Glucose Homeostasis

Glucose intolerance and decreased insulin sensitivity are independent risk factors for CVD (Hurley & Hagberg 1998). Abnormal glucose homeostasis is associated with worsened lipid lipoprotein profiles and an increased risk for the development of hypertension and type 2 diabetes (Hurley & Hagberg 1998; Warburton et al. 2001b2001a). It is well-established that habitual physical activity is an effective primary preventative strategy against insulin resistance and type 2 diabetes in the general population (Warburton et al. 2006). Although comparatively less information is available for SCI, it appears that exercise training programs are effective in improving glucose homeostasis (Hjeltnes et al. 1998; Chilibeck et al. 1999; de Groot et al. 2003; Phillips et al. 2004; Mahoney et al. 2005; Jeon et al. 2010). Key terms used when assessing glucose homeostasis are provided in Table 10.


The majority of the data is from experimental non-RCT trials. A search of the literature revealed eight investigations (n = 54). This included one RCT (de Groot et al. 2003) and seven experimental non-RCT (pre-post) trials (Hjeltnes et al. 1998; Chilibeck et al. 1999; Mohr et al. 2001; Jeon et al. 2002; Phillips et al. 2004; Mahoney et al. 2005; Jeon et al. 2010). The single RCT involved the randomization to two different forms of exercise, and, as such, an exercise condition served as the control (Table 11). The majority (six) of these trials examined the effectiveness of FES training.

Similar to other studies in the field of SCI research, this area of investigation is limited by the lack of quality RCTs. Moreover, the majority of the research relates to the effects of FES training. Limited work has been conducted using aerobic and/or resistance exercise training. As a whole, however, these studies are consistent and reveal several important findings.
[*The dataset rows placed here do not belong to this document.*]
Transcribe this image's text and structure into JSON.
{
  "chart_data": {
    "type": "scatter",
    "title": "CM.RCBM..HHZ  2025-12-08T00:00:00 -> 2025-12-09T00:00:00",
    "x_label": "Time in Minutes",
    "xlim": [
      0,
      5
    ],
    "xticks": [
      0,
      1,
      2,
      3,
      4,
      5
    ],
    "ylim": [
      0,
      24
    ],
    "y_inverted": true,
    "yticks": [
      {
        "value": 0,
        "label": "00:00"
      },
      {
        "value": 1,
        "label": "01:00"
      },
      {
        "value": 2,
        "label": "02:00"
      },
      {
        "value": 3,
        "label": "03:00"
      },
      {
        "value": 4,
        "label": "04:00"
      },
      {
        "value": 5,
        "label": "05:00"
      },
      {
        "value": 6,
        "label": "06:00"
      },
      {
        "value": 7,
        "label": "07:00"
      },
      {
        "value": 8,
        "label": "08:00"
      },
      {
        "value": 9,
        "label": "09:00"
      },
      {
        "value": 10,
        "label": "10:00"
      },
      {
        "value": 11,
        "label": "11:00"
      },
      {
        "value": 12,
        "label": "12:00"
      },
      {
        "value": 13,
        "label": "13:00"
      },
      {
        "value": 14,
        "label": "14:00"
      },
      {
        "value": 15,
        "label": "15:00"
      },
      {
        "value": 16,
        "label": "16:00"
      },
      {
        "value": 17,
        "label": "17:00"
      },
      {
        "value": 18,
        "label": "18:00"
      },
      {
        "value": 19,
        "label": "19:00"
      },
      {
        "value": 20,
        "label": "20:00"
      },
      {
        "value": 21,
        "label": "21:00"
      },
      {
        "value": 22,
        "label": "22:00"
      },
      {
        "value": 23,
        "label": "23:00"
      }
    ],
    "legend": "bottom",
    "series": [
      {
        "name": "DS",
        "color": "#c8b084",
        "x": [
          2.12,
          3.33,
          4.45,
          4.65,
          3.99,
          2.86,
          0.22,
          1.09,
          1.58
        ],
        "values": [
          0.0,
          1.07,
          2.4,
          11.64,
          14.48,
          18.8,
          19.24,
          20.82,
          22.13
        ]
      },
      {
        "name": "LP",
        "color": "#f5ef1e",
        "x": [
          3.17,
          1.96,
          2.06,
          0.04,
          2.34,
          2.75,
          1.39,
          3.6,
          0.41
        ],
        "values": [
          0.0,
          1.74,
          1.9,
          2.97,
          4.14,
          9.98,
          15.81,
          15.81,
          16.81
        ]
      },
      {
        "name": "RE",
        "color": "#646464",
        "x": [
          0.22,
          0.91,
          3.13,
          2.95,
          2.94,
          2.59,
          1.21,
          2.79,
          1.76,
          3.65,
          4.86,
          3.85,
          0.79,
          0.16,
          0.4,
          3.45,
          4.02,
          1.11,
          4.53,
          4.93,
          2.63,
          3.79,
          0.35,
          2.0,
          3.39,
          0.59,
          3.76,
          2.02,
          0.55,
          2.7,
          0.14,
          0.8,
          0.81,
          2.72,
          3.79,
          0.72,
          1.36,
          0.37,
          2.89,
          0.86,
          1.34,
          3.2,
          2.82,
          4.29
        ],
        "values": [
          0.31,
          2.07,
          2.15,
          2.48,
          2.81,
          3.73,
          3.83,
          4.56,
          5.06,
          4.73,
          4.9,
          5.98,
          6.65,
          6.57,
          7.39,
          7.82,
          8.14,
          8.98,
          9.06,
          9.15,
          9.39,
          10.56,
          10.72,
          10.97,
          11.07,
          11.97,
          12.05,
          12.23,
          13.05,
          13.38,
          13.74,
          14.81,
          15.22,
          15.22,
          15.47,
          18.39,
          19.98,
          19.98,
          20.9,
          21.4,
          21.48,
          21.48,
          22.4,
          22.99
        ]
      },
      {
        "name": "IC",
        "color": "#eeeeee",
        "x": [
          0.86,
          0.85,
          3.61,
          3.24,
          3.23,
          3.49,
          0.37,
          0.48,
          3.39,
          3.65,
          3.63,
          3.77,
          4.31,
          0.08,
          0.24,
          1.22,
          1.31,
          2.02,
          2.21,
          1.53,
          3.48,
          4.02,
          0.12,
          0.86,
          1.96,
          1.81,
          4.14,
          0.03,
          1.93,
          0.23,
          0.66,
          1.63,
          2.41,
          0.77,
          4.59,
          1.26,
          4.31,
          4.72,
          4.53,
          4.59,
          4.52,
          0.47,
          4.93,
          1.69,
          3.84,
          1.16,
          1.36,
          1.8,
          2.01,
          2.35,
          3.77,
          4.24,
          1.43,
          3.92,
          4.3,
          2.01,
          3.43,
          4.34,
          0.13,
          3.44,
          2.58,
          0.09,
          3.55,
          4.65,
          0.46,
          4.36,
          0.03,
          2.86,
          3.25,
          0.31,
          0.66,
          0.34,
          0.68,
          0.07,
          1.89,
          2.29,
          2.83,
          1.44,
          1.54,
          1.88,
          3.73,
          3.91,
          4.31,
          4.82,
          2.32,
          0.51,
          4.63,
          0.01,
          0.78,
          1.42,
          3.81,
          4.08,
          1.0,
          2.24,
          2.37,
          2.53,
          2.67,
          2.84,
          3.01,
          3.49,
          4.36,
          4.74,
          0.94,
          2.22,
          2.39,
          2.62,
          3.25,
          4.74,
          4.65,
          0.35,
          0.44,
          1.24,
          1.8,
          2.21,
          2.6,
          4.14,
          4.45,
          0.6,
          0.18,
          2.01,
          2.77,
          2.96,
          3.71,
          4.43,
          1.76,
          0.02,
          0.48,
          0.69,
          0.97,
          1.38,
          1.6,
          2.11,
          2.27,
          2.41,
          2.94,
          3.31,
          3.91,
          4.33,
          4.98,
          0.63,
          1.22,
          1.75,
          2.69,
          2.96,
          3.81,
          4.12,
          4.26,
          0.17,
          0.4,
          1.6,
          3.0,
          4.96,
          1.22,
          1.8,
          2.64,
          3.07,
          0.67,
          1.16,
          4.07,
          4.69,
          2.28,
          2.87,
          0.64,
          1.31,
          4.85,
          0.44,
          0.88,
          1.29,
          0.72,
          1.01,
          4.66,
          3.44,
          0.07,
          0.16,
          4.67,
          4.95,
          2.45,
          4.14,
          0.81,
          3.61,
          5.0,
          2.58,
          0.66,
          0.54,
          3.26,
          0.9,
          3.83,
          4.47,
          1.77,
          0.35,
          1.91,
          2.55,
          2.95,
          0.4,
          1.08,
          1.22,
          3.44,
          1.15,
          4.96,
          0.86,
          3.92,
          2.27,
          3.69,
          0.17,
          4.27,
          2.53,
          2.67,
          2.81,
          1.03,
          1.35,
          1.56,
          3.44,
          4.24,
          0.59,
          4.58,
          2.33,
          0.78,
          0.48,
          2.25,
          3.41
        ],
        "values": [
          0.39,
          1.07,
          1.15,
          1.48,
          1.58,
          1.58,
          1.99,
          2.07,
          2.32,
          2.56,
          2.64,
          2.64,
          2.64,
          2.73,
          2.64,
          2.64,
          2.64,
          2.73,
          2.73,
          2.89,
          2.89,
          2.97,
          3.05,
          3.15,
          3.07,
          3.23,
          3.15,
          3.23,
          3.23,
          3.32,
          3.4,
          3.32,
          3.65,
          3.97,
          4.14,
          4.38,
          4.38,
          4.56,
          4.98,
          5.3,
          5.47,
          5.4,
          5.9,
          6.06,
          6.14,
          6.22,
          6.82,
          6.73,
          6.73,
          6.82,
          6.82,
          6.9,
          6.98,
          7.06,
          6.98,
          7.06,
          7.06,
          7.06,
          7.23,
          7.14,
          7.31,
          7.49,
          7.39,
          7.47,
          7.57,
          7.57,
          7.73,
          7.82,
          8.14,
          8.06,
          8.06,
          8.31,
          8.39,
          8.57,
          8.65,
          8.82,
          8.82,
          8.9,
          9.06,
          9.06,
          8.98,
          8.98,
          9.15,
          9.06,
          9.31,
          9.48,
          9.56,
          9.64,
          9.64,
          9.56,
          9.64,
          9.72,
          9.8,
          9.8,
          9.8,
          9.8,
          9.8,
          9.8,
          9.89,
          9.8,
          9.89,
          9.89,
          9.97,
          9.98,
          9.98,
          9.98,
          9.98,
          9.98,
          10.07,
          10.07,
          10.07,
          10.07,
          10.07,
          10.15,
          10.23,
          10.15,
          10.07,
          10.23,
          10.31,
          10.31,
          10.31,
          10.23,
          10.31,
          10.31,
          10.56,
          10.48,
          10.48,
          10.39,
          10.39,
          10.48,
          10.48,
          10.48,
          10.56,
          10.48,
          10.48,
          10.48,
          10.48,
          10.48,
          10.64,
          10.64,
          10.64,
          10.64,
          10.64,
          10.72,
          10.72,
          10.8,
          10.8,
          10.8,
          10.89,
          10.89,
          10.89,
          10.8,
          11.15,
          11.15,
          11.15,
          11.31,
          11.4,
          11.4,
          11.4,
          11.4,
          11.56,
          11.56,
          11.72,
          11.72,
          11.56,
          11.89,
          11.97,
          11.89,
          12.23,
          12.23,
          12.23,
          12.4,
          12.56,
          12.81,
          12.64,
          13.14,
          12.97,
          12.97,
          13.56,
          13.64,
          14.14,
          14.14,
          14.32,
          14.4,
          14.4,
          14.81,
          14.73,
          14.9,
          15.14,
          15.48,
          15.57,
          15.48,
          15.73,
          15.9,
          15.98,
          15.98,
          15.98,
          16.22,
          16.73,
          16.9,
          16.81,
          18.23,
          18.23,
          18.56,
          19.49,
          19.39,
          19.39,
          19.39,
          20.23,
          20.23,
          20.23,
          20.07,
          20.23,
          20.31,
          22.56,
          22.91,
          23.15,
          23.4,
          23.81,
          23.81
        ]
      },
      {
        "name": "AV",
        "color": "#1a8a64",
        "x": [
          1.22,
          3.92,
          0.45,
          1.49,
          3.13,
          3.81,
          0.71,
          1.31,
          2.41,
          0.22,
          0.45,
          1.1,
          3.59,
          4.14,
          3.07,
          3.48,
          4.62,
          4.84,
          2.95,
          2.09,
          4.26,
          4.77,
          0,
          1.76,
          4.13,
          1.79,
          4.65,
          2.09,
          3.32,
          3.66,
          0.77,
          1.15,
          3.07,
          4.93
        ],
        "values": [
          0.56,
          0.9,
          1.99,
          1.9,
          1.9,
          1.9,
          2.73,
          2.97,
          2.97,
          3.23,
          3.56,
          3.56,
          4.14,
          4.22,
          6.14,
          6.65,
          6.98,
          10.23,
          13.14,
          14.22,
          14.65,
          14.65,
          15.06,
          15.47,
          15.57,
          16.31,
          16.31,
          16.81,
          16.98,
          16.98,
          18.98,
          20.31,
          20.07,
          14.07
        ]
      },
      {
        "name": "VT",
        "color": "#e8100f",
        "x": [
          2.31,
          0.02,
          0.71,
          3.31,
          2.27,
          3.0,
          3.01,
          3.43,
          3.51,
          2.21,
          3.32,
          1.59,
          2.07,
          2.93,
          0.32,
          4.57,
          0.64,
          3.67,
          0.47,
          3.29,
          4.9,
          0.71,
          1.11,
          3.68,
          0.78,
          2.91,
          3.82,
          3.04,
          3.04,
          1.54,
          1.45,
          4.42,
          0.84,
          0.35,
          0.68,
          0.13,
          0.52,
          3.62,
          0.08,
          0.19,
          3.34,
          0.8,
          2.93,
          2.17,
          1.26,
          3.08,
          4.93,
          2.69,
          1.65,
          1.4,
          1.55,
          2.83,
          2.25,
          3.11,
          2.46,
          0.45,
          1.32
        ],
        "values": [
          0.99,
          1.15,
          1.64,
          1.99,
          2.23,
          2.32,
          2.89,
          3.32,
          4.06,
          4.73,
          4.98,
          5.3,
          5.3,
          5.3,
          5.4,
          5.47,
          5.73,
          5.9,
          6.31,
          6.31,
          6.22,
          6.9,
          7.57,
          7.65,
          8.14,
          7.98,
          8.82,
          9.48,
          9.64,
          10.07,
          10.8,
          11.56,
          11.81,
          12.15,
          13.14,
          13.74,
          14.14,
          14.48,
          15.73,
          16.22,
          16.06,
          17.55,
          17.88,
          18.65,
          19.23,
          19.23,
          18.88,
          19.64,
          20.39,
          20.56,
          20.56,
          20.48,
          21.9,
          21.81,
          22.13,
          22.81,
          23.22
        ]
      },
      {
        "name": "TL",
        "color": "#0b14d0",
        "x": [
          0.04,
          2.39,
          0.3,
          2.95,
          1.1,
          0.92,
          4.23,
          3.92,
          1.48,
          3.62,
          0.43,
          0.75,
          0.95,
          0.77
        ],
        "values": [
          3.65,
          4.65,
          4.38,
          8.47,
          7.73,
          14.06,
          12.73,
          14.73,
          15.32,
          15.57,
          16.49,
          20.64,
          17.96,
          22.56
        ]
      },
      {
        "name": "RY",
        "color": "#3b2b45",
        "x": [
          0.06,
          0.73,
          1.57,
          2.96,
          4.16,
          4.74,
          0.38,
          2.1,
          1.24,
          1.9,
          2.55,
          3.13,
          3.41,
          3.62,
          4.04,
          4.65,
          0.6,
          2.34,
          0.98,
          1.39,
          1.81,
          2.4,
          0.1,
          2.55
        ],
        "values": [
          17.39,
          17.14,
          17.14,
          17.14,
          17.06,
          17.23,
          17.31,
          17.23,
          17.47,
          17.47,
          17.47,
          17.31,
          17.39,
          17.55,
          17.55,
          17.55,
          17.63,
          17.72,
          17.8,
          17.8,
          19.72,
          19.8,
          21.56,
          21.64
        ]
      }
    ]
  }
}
For instance, the improvements in glucose homeostasis may be the result of increased lean body mass (and associated changes in insulin sensitivity) and increased expression of GLUT-4, glycogen synthase, and hexokinase in exercised muscle.

Consistent with findings in able-bodied individuals (Warburton et al. 2001b2001a), the improvement in glucose homeostasis after exercise interventions (e.g., aerobic training or FES) does not appear to be related solely to decreases in body adiposity and/or increases in VO2max. This is due to the fact that significant improvements in glucose homeostasis can occur with minor changes in body composition (weight and fat to muscle ratios) and/or aerobic fitness.

It is also important to note that there appears to be a minimal volume of exercise required for improvements in glucose homeostasis. For instance, Mohr et al., (2001) revealed that beneficial changes in insulin sensitivity and GLUT-4 protein observed during a three days/week FES training program were not maintained when FES training was reduced.


There is level 1b evidence from 1 RCT (de Groot et al. 2003) and multiple level 4 studies (Chilibeck et al. 1999; Mohr et al. 2001; Jeon et al. 2002; Jeon et al. 2010) that both aerobic and FES training (approximately 20–30 min/day, three days/week for eight weeks or more) are effective in improving glucose homeostasis in persons with SCI.

There is level 4 evidence from multiple pre-post studies (Hjeltnes et al. 1998; Chilibeck et al. 1999; Mohr et al. 2001; Jeon et al. 2002; Phillips et al. 2004; Mahoney et al. 2005; Jeon et al. 2010) that the changes in glucose homeostasis after aerobic or FES training are clinically significant for the prevention and/or treatment of type 2 diabetes. (For a more detailed discussion on inter-relationship of diet and SCI, please refer to Nutrition chapter).